Auch den Musikern, die sonst in ihren ursprünglichen Kombos eher im Hintergrund blieben,  – wie zum Beispiel Honigs Martin Hannaford – wurde eine Plattform geboten. Alles war durchdacht, alles war aufgebaut auf dem Gedanken einer musikalischen Gemeinschaft, die eine große Reise durch die Republik unternimmt, um den Zuschauern in jeder Stadt einen guten Abend zu machen. Der vor der Tour in diesem September erschienene Sampler beinhaltet von jedem Künstler zwei Songs, die alle große Songwriter-Kunst versprechen. Es ist schlicht ein Projekt, das man mit vollem Herzen unterstützen möchte.


Mit diesem Gefühl waren wir am vergangenen Montag im Kölner Gloria. Wir verließen das Gloria mit einem anderen Gefühl, nämlich dem, dass man solch überraschende Momente vielleicht nur einmal bekommen und immer nur in einem begrenzten Zeitraum Feuer entfacht werden kann. Es blieb der Eindruck haften, dass sich die Spontanität, Spielfreude und Überraschungen, die die erste Tourrutsche mit sich brachte, bei diesem Auftritt in einer zu stringenten Taktung und Routine verfestigte. Die Aufbruchstimmung aus dem Frühjahr blieb dabei auf der Strecke. Vielleicht lag es daran, dass die Reihen des Gloria nur mäßig gefüllt waren. Verständlicherweise spielt es sich vor einem ausverkauften Haus besser.

Natürlich waren da diese Highlights eines Auftritts der Tour of Tours, wie der Soundtrack "Song of Songs" oder die Stücke von Honig wie "For Those Lost At Sea", die auf der Bühne orchestral zelebriert wurden. Aber es war dann auch leider nicht mehr als ein gutes Konzert einer "normalen" Indieband. An wenigen Stellen hatte man den Eindruck, dass das Publikum eingefangen vollends wurde. Die ehrliche Popmusik eines Jonas David, der gefühlvolle Indierock von Town of Saints – all dies bestach einzeln, in der Gemeinschaft hatte es bei weitem nicht die Intensität der Tour im Frühjahr.

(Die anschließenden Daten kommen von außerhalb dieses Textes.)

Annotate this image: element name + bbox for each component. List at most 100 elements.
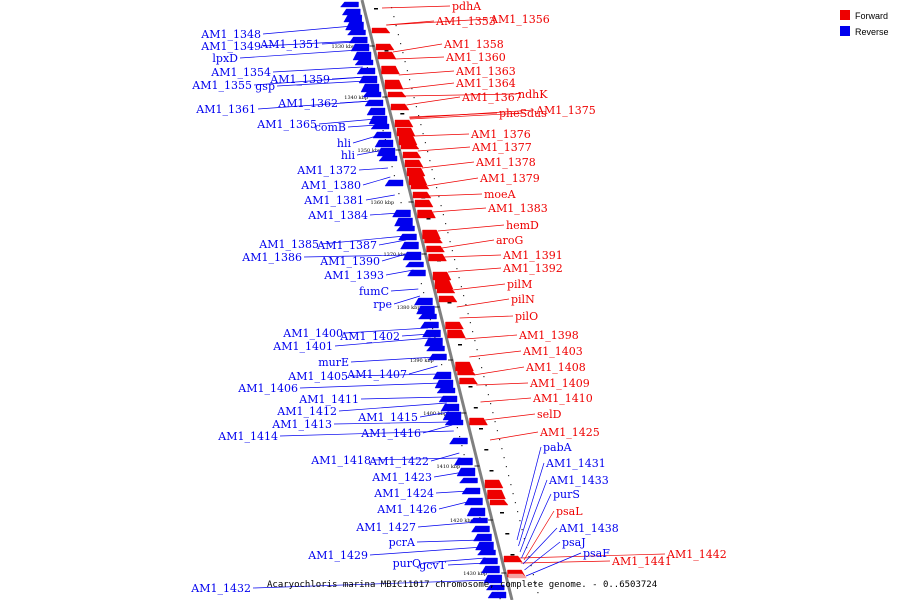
forward-gene-arrow xyxy=(457,369,476,376)
reverse-gene-arrow xyxy=(426,345,445,352)
forward-gene-arrow xyxy=(400,143,420,150)
forward-gene-arrow xyxy=(434,279,454,290)
leader-line xyxy=(394,56,445,60)
gene-label-reverse: AM1_1401 xyxy=(272,340,333,353)
leader-line xyxy=(473,366,525,376)
forward-gene-arrow xyxy=(438,295,458,303)
gene-label-reverse: AM1_1406 xyxy=(237,382,298,395)
gene-label-reverse: AM1_1414 xyxy=(217,430,278,443)
track-dot xyxy=(400,43,402,45)
gene-label-reverse: AM1_1349 xyxy=(200,40,261,53)
reverse-gene-arrow xyxy=(420,321,439,329)
forward-gene-arrow xyxy=(402,151,422,159)
track-dot xyxy=(438,196,440,198)
gene-label-reverse: AM1_1429 xyxy=(307,549,368,562)
track-dot xyxy=(424,142,426,144)
leader-line xyxy=(459,315,514,319)
track-dot xyxy=(423,292,425,294)
forward-gene-arrow xyxy=(489,499,509,506)
gene-label-reverse: AM1_1424 xyxy=(373,487,434,500)
scale-tick-label: 1380 kbp xyxy=(397,305,421,311)
forward-gene-arrow xyxy=(428,253,447,262)
track-dot xyxy=(382,130,384,132)
gene-label-reverse: AM1_1381 xyxy=(303,194,364,207)
track-dot xyxy=(474,340,476,342)
gene-label-reverse: AM1_1359 xyxy=(269,73,330,86)
reverse-gene-arrow xyxy=(376,147,396,157)
track-dot xyxy=(398,193,400,195)
leader-line xyxy=(403,93,517,97)
forward-gene-arrow xyxy=(432,271,452,281)
track-dot xyxy=(501,448,503,450)
gene-label-forward: AM1_1367 xyxy=(461,91,522,104)
gene-label-forward: AM1_1364 xyxy=(455,77,516,90)
leader-line xyxy=(523,510,555,561)
track-dot xyxy=(427,151,429,153)
leader-line xyxy=(525,552,582,577)
leader-line xyxy=(422,557,486,564)
gene-label-forward: pilN xyxy=(511,293,535,306)
leader-line xyxy=(426,177,479,187)
gene-label-reverse: purQ xyxy=(393,557,421,570)
gene-label-reverse: AM1_1402 xyxy=(339,330,400,343)
track-dot xyxy=(481,367,483,369)
gene-label-forward: AM1_1398 xyxy=(518,329,579,342)
track-dot xyxy=(456,268,458,270)
track-dot xyxy=(487,394,489,396)
reverse-gene-arrow xyxy=(459,477,478,484)
reverse-gene-arrow xyxy=(396,225,415,232)
gene-label-reverse: AM1_1407 xyxy=(346,368,407,381)
reverse-gene-arrow xyxy=(407,269,426,277)
forward-gene-arrow xyxy=(445,321,464,330)
gene-label-reverse: AM1_1405 xyxy=(287,370,348,383)
gene-label-reverse: comB xyxy=(315,121,346,134)
feature-dash xyxy=(510,554,515,556)
leader-line xyxy=(262,25,353,35)
reverse-gene-arrow xyxy=(487,591,507,599)
forward-gene-arrow xyxy=(414,199,434,208)
track-dot xyxy=(460,286,462,288)
reverse-gene-arrow xyxy=(352,51,372,61)
reverse-gene-arrow xyxy=(473,533,492,542)
track-dot xyxy=(431,169,433,171)
scale-tick-label: 1360 kbp xyxy=(371,200,395,206)
track-dot xyxy=(492,412,494,414)
gene-label-reverse: AM1_1418 xyxy=(310,454,371,467)
forward-gene-arrow xyxy=(371,27,391,34)
forward-gene-arrow xyxy=(404,159,424,168)
reverse-gene-arrow xyxy=(416,305,435,315)
track-dot xyxy=(461,445,463,447)
leader-line xyxy=(437,224,505,232)
gene-label-reverse: gcvT xyxy=(419,559,446,572)
leader-line xyxy=(520,560,611,564)
feature-dash xyxy=(500,512,504,514)
reverse-gene-arrow xyxy=(348,36,368,44)
gene-label-reverse: AM1_1385 xyxy=(258,238,319,251)
track-dot xyxy=(411,88,413,90)
leader-line xyxy=(464,334,518,340)
leader-line xyxy=(318,118,376,125)
scale-tick-label: 1390 kbp xyxy=(410,358,434,364)
forward-gene-arrow xyxy=(484,479,504,489)
track-dot xyxy=(418,115,420,117)
gene-label-reverse: AM1_1361 xyxy=(195,103,256,116)
scale-tick-label: 1410 kbp xyxy=(437,464,461,470)
track-dot xyxy=(490,403,492,405)
gene-label-reverse: rpe xyxy=(373,298,392,311)
leader-line xyxy=(272,66,363,73)
gene-label-forward: AM1_1442 xyxy=(666,548,727,561)
gene-label-forward: selD xyxy=(537,408,562,421)
gene-label-reverse: AM1_1348 xyxy=(200,28,261,41)
reverse-gene-arrow xyxy=(374,139,394,148)
reverse-gene-arrow xyxy=(456,467,476,477)
track-dot xyxy=(413,97,415,99)
reverse-gene-arrow xyxy=(432,371,452,380)
leader-line xyxy=(333,421,452,425)
gene-label-reverse: AM1_1416 xyxy=(360,427,421,440)
track-dot xyxy=(420,124,422,126)
track-dot xyxy=(429,160,431,162)
leader-line xyxy=(358,167,389,171)
reverse-gene-arrow xyxy=(402,251,422,261)
track-dot xyxy=(532,574,534,576)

Es wäre vielleicht schön gewesen, die Routine zeitweise aufzulösen und in Köln, wie auch bei jeder anderen Station der Reise in den jeweiligen Städten beheimatete Gastmusiker einzuladen, die noch aktiver als es bei den Supportacts der Tour der Fall war in das gesamte Set aufgenommen werden. In den Städten ließe sich bestimmt auch die ein oder andere Musikerin in das Projekt einbinden und supporten. Dies könnte dem weiteren Verlauf der Tour of Tours neuen Effet geben. Vielleicht war für ein weiteres Märchen die zweite Rutsche der Tour of Tours aber auch zu nah an der ersten. Ende 2016 kommen wir gerne wieder vorbei und lassen uns überraschen.